Still I think it will be better in the long run for Zynga to try and steer away from Facebook. Zynga is moving to mobile gaming, and I think it should define itself as a stand alone game maker like Glu Mobile Inc. (NASDAQ:GLUU). It will not only benefit the company, but also all future investors in the long run.
Earnings surprise
Even though earnings throughout 2012 were not as investors had hoped, things started to turn around in the fourth quarter. This was when Zynga reported earnings that beat analyst estimates. The company reported earnings per share of $.01, and sales that topped $311 million. Analysts expected a loss of $.03 per share, and revenue of $212 million.
GLU Mobile as competition
Glu Mobile Inc. (NASDAQ:GLUU) is creating intense competition for Zynga. Glu is able to branch out more than Zynga can currently. This will hurt Zynga later in the long run, when the competition intensifies. The difference is that Glu is able to bring its games to multiple platforms. For example it has launched its popular titles on the Mac computer, and PC. I would say, Zynga should eventually branch out to launch its games under new platforms to stay competitive.

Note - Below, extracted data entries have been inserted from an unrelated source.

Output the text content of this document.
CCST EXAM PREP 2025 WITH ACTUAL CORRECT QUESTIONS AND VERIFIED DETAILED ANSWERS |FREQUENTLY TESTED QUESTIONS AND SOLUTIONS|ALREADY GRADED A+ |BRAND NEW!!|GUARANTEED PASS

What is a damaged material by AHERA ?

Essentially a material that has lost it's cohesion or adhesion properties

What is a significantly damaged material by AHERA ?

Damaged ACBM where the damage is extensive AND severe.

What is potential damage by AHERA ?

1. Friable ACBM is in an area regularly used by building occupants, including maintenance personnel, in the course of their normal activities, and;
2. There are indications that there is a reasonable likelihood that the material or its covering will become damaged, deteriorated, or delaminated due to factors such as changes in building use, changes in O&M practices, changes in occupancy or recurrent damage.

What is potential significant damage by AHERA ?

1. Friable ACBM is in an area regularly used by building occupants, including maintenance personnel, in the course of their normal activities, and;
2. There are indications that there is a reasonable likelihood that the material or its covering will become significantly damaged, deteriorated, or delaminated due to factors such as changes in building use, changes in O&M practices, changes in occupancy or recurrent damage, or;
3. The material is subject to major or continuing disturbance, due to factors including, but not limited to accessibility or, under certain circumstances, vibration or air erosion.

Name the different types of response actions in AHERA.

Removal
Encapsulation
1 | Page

People are spending plenty of time on mobile games. Glu has had no problems in the 4th quarter of 2012, when it reported earnings that beat analyst estimates. Glu reported that in the fourth quarter of 2012 it earned an EPS loss of $.05 per share, better than the analyst estimate loss of $.07 per share. Revenue for the quarter was slightly higher coming in at $21 million, versus the analyst estimate of $20 million.
Gambling delight
Zynga has had some trouble generating revenue in the past, but all will go well when Zynga starts to generate revenue from its online gambling business. It could significantly change Zynga’s business in the future. So far the states that have legalized online gambling are Nevada, Delaware, and New Jersey.
On Wednesday Apr. 3, the company launched its online gambling platform in the United Kingdom. This is evidence that Zynga wants to shift slightly away from social gaming, to real online gambling. The stock price of Zynga edged higher by 15% on this news, and this shows the market’s sentiment around the potential of the gaming platform to branch off to new areas. The downside though, is that analysts are estimating that the revenue for Zynga’s online gambling unit won’t be factored in until 2014.

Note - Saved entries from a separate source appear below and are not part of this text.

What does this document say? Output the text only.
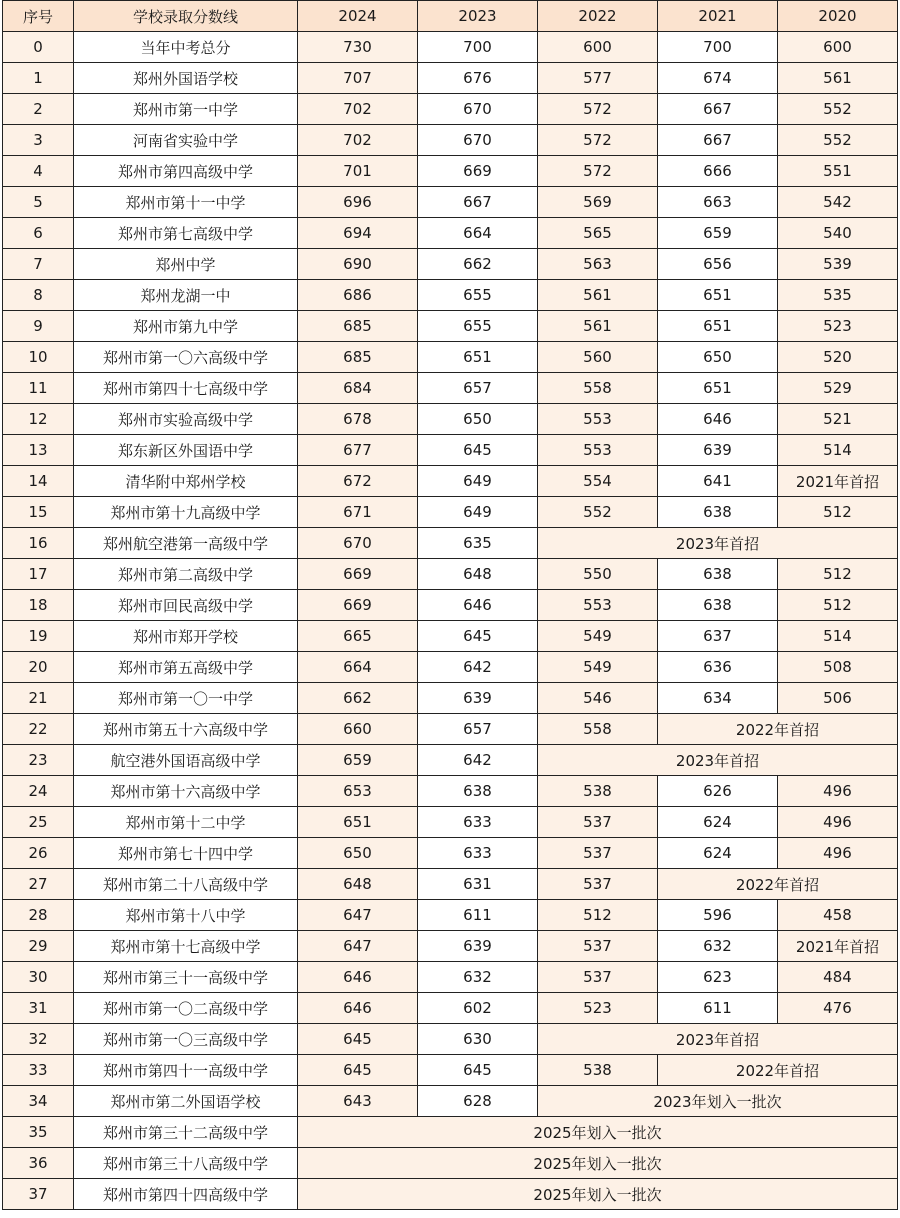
序号	学校录取分数线	2024	2023	2022	2021	2020
0	当年中考总分	730	700	600	700	600
1	郑州外国语学校	707	676	577	674	561
2	郑州市第一中学	702	670	572	667	552
3	河南省实验中学	702	670	572	667	552
4	郑州市第四高级中学	701	669	572	666	551
5	郑州市第十一中学	696	667	569	663	542
6	郑州市第七高级中学	694	664	565	659	540
7	郑州中学	690	662	563	656	539
8	郑州龙湖一中	686	655	561	651	535
9	郑州市第九中学	685	655	561	651	523
10	郑州市第一〇六高级中学	685	651	560	650	520
11	郑州市第四十七高级中学	684	657	558	651	529
12	郑州市实验高级中学	678	650	553	646	521
13	郑东新区外国语中学	677	645	553	639	514
14	清华附中郑州学校	672	649	554	641	2021年首招
15	郑州市第十九高级中学	671	649	552	638	512
16	郑州航空港第一高级中学	670	635	2023年首招		
17	郑州市第二高级中学	669	648	550	638	512
18	郑州市回民高级中学	669	646	553	638	512
19	郑州市郑开学校	665	645	549	637	514
20	郑州市第五高级中学	664	642	549	636	508
21	郑州市第一〇一中学	662	639	546	634	506
22	郑州市第五十六高级中学	660	657	558	2022年首招	
23	航空港外国语高级中学	659	642	2023年首招		
24	郑州市第十六高级中学	653	638	538	626	496
25	郑州市第十二中学	651	633	537	624	496
26	郑州市第七十四中学	650	633	537	624	496
27	郑州市第二十八高级中学	648	631	537	2022年首招	
28	郑州市第十八中学	647	611	512	596	458
29	郑州市第十七高级中学	647	639	537	632	2021年首招
30	郑州市第三十一高级中学	646	632	537	623	484
31	郑州市第一〇二高级中学	646	602	523	611	476
32	郑州市第一〇三高级中学	645	630	2023年首招		
33	郑州市第四十一高级中学	645	645	538	2022年首招	
34	郑州市第二外国语学校	643	628	2023年划入一批次		
35	郑州市第三十二高级中学	2025年划入一批次				
36	郑州市第三十八高级中学	2025年划入一批次				
37	郑州市第四十四高级中学	2025年划入一批次				
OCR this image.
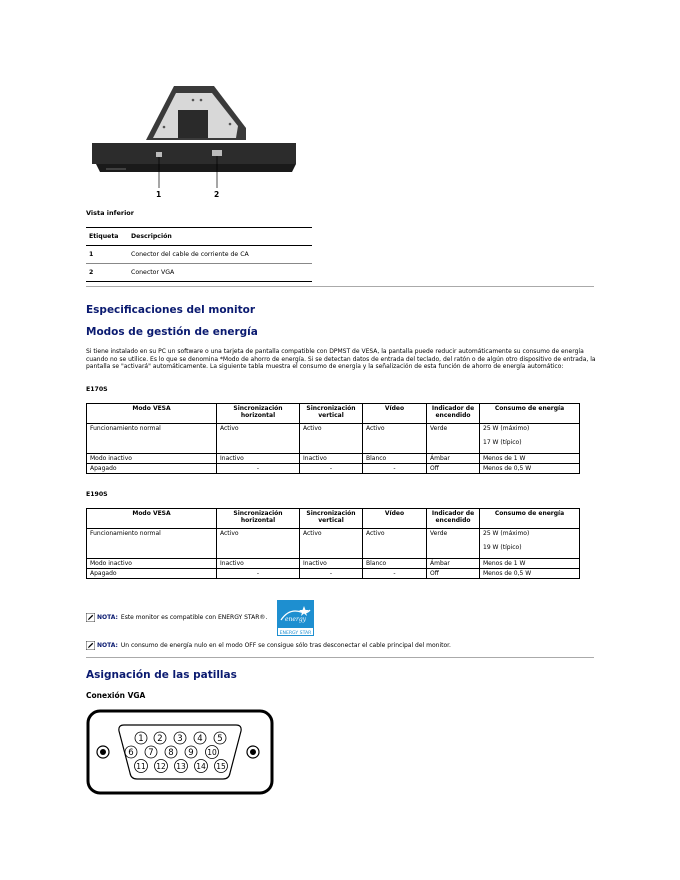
1	2
Vista inferior
Etiqueta	Descripción
1	Conector del cable de corriente de CA
2	Conector VGA
Especificaciones del monitor
Modos de gestión de energía
Si tiene instalado en su PC un software o una tarjeta de pantalla compatible con DPMST de VESA, la pantalla puede reducir automáticamente su consumo de energía cuando no se utilice. Es lo que se denomina *Modo de ahorro de energía. Si se detectan datos de entrada del teclado, del ratón o de algún otro dispositivo de entrada, la pantalla se "activará" automáticamente. La siguiente tabla muestra el consumo de energía y la señalización de esta función de ahorro de energía automático:
E170S
Modo VESA	Sincronización horizontal	Sincronización vertical	Vídeo	Indicador de encendido	Consumo de energía
Funcionamiento normal	Activo	Activo	Activo	Verde	25 W (máximo)
17 W (típico)

Modo inactivo	Inactivo	Inactivo	Blanco	Ámbar	Menos de 1 W
Apagado	-	-	-	Off	Menos de 0,5 W
E190S
Modo VESA	Sincronización horizontal	Sincronización vertical	Vídeo	Indicador de encendido	Consumo de energía
Funcionamiento normal	Activo	Activo	Activo	Verde	25 W (máximo)
19 W (típico)

Modo inactivo	Inactivo	Inactivo	Blanco	Ámbar	Menos de 1 W
Apagado	-	-	-	Off	Menos de 0,5 W
NOTA: Este monitor es compatible con ENERGY STAR®.	energy
ENERGY STAR
NOTA: Un consumo de energía nulo en el modo OFF se consigue sólo tras desconectar el cable principal del monitor.
Asignación de las patillas
Conexión VGA
1 2 3 4 5
6 7 8 9 10
11 12 13 14 15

The reason I believe Zynga’s gambling will take off is because of the familiarity of its online poker game. Zynga already has a huge following with its first gambling game known as Zynga Poker. There are on average 6.2 million daily active users on the Zynga Poker platform. That’s not to say that all those users will branch off to start gambling online for real money, but a few may end up trying the gambling version.
Despite intense competition, Zynga will maintain itself with its established users. Another example of using familiarity for online gambling, is the 120 slot machines that it is launching its platform with. The slot games will use popular social games like Farmville, Mafia Wars, and others. In closing, it is Zynga’s brand names that will fend off the online gambling competitors in the United kingdom.
Still if you are long on the stock, the news of online gambling is good. It is estimated that 2012’s online gambling revenue totaled around $17 billion. As more states come on board for online gambling, then more money can be made by Zynga off of its users.
Zynga’s value
The company boasts a $2.7 billion market cap, and carries an estimated earnings growth of 21% over the next five years. It is a stock with a lot of risk, but still has a long way to go reach its closing 52-week high of $12.11 per share. I think that Zynga is a good investment for both short term traders and long term shareholders.
Final thoughts
Zynga, despite the problems in the past, is still a good long term stock to buy. It has reorganized its gaming business, and it has started to add online gambling games into its platform. It still has a long way to go to generate significant revenue for investors, but it will get there with its new online gaming business. Investors would be wise to take a position in Zynga, and hold long term in their portfolio.
It has some competition from other game makers like Glu, but Zynga has a fan base that it has picked up from Facebook. If it can create games that excite its users again, then their revenue story will turn around dramatically. Considering the stock is now close to its 52-week low of $2.09 per share, it may not be a bad idea to place your bet on Zynga for the future.